I am a passionate computer nerd, with a degree in Computer Networking and Cybersecurity. I often like to learn by doing, and almost always share what I create publicly.
Beyond maintaining my own personal computer network, which I host various websites from - mainly my personal Nextcloud system, I like to work on projects that help me push the boundaries of my knowledge about technology.

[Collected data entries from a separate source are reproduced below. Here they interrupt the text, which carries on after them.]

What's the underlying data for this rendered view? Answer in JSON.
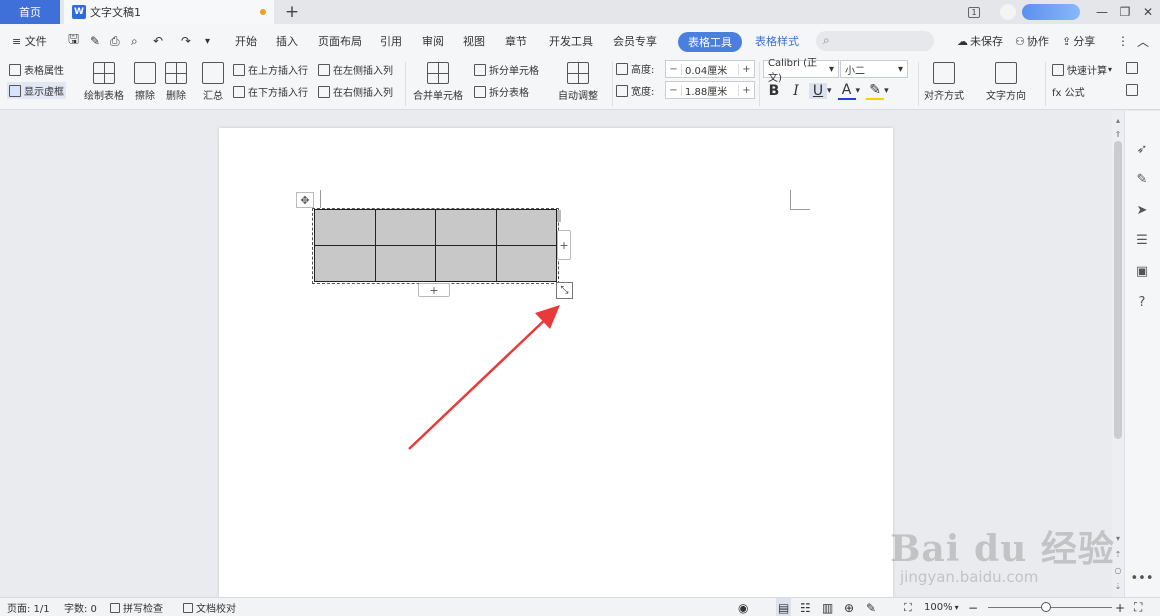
{
  "titlebar": {
    "home_tab": "首页",
    "doc_tab": "文字文稿1",
    "doc_logo": "W",
    "add_tab": "+",
    "page_count_badge": "1"
  },
  "menu": {
    "file": "≡ 文件",
    "tabs": [
      "开始",
      "插入",
      "页面布局",
      "引用",
      "审阅",
      "视图",
      "章节",
      "开发工具",
      "会员专享"
    ],
    "active_tab": "表格工具",
    "extra_tab": "表格样式",
    "unsaved": "未保存",
    "collab": "协作",
    "share": "分享"
  },
  "ribbon": {
    "table_props": "表格属性",
    "show_border": "显示虚框",
    "draw_table": "绘制表格",
    "erase": "擦除",
    "delete": "删除",
    "summary": "汇总",
    "insert_above": "在上方插入行",
    "insert_below": "在下方插入行",
    "insert_left": "在左侧插入列",
    "insert_right": "在右侧插入列",
    "merge_cells": "合并单元格",
    "split_cells": "拆分单元格",
    "split_table": "拆分表格",
    "auto_adjust": "自动调整",
    "height_label": "高度:",
    "height_value": "0.04厘米",
    "width_label": "宽度:",
    "width_value": "1.88厘米",
    "font_name": "Calibri (正文)",
    "font_size": "小二",
    "bold": "B",
    "italic": "I",
    "underline": "U",
    "font_color": "A",
    "align": "对齐方式",
    "text_dir": "文字方向",
    "quick_calc": "快速计算",
    "formula": "fx 公式"
  },
  "document": {
    "table": {
      "rows": 2,
      "cols": 4,
      "cell_fill": "#c8c8c8"
    },
    "annotation_color": "#e83a3a"
  },
  "statusbar": {
    "page": "页面: 1/1",
    "words": "字数: 0",
    "spell_check": "拼写检查",
    "doc_proof": "文档校对",
    "zoom": "100%"
  },
  "watermark": {
    "main": "Bai du 经验",
    "sub": "jingyan.baidu.com"
  },
  "colors": {
    "accent": "#3f6fd8",
    "active_tab_bg": "#4a7fe0",
    "extra_tab_text": "#3b6fd1"
  }
}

My main project since May 2024 has been eambfc
, alongside its counterpar, eambfc-rs
. What started as an attempt to help me learn C and later Rust by implementing a compiler for Urban Müller's infamous programming language, has turned into a deep dive into the POSIX and C standards and its pitfalls, tooling and testing frameworks for C and Rust, the oddities of different instruction set architectures, and the Linux system call ABI.
eambfc
runs on any POSIX.1-2008 compliant system, and eambfc-rs
runs on any supported Rust.
Both can output binaries for x86_64, 64-bit ARM, IBM z/architecture mainframes, and 64-bit RISC-V, all targeting the Linux syscall ABI.
While working towards my degree, I maintained a tech journal about the different technologies I studied. Since graduating, I've maintained it, migrating from a GitHub wiki to a self-hosted MkDocs-powered site
My real first foray into machine code, and an exploration of taking debloating to its extreme, this project involved creating an alternative implementation of the clear
command, which clears a terminal and its scrollback, using nothing more than a minimalistic hex editor and a lot of documentation and debugging tools. The repo has implementations for every architecture officially supported by Debian Bookworm or Trixie, as well as explanations about how they work.

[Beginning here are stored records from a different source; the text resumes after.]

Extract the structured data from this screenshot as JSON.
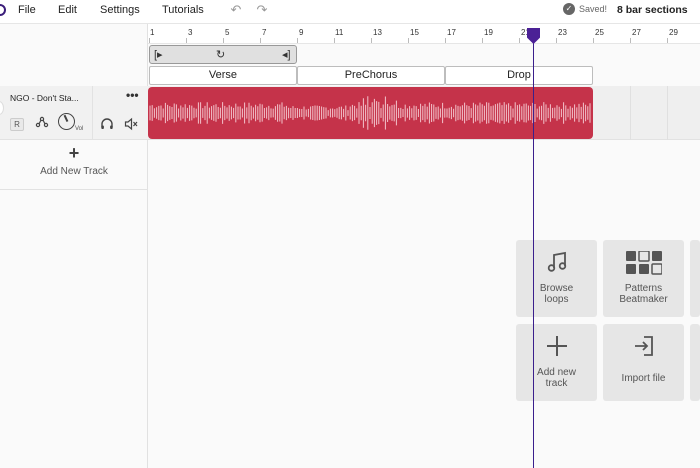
{
  "menu": {
    "file": "File",
    "edit": "Edit",
    "settings": "Settings",
    "tutorials": "Tutorials"
  },
  "status": {
    "saved": "Saved!",
    "bar_sections": "8 bar sections"
  },
  "ruler": {
    "ticks": [
      "1",
      "3",
      "5",
      "7",
      "9",
      "11",
      "13",
      "15",
      "17",
      "19",
      "21",
      "23",
      "25",
      "27",
      "29"
    ]
  },
  "sections": [
    "Verse",
    "PreChorus",
    "Drop"
  ],
  "track": {
    "name": "NGO - Don't Sta...",
    "record": "R",
    "vol_label": "Vol",
    "clip_color": "#c5334a"
  },
  "add_track": {
    "label": "Add New Track"
  },
  "tiles": {
    "browse_loops": {
      "line1": "Browse",
      "line2": "loops"
    },
    "patterns": {
      "line1": "Patterns",
      "line2": "Beatmaker"
    },
    "add_new_track": {
      "line1": "Add new",
      "line2": "track"
    },
    "import_file": {
      "line1": "Import file"
    }
  },
  "colors": {
    "playhead": "#4b2196",
    "clip": "#c5334a",
    "tile_bg": "#e6e6e6"
  }
}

The current Tiny Clear Elf clear
implementation for amd64 is only 1.01% of the size of the Debian Bookworm build of the ncurses clear
implementation, and only uses 4.35% of the number of system calls to run - not to mention, the ncurses implementation uses multiple dynamically-loaded libraries. If I wanted to be unfair and count them as part of the size, Tiny Clear Elf's clear
is a mere 0.0069% the size.
That said, of course, it's not a fair comparison. The ncurses clear looks at the terminfo database for the terminal identified by the $TERM environment variable, and chooses the right sequence for that, while I just write a 6-byte sequence that works on every terminal I've tested it on, but might not work on others. Still, the point is to take debloating to an extreme, not to be practical or cover all use cases. And while one person's bloat may be another's needed feature, this is one case where I actually use my clear
instead of the ncurses clear on all of my systems, and one of the first things I do when setting up a new Linux system is now installing the appropriate Tiny Clear Elf binary for the architecture.
This is a project I sometimes come back to while bored. I try to create a program that prints the following pattern to the terminal, using ANSI escape sequences and XTerm color codes:
It's a way to dip my toes into different languages - going at least a bit beyond "Hello, world", into basic control flow and function creation.
As of March 2025, there are 46 different implementations in a wide variety of languages, including domain-specific languages like AWK and jq, popular scripting languages such as Python and JavaScript, various JVM languages, system programming languages like Rust, C, and Zig, functional languages like Haskell, OCaml, and Elixir, esoteric languages like Befunge, Rockstar, and one with a name that can't be repeated in polite company, and historic languages like COBOL, Forth, and Fortran.
Provided access to adequate language documentation, I can usually get a new version written within 30-120 minutes.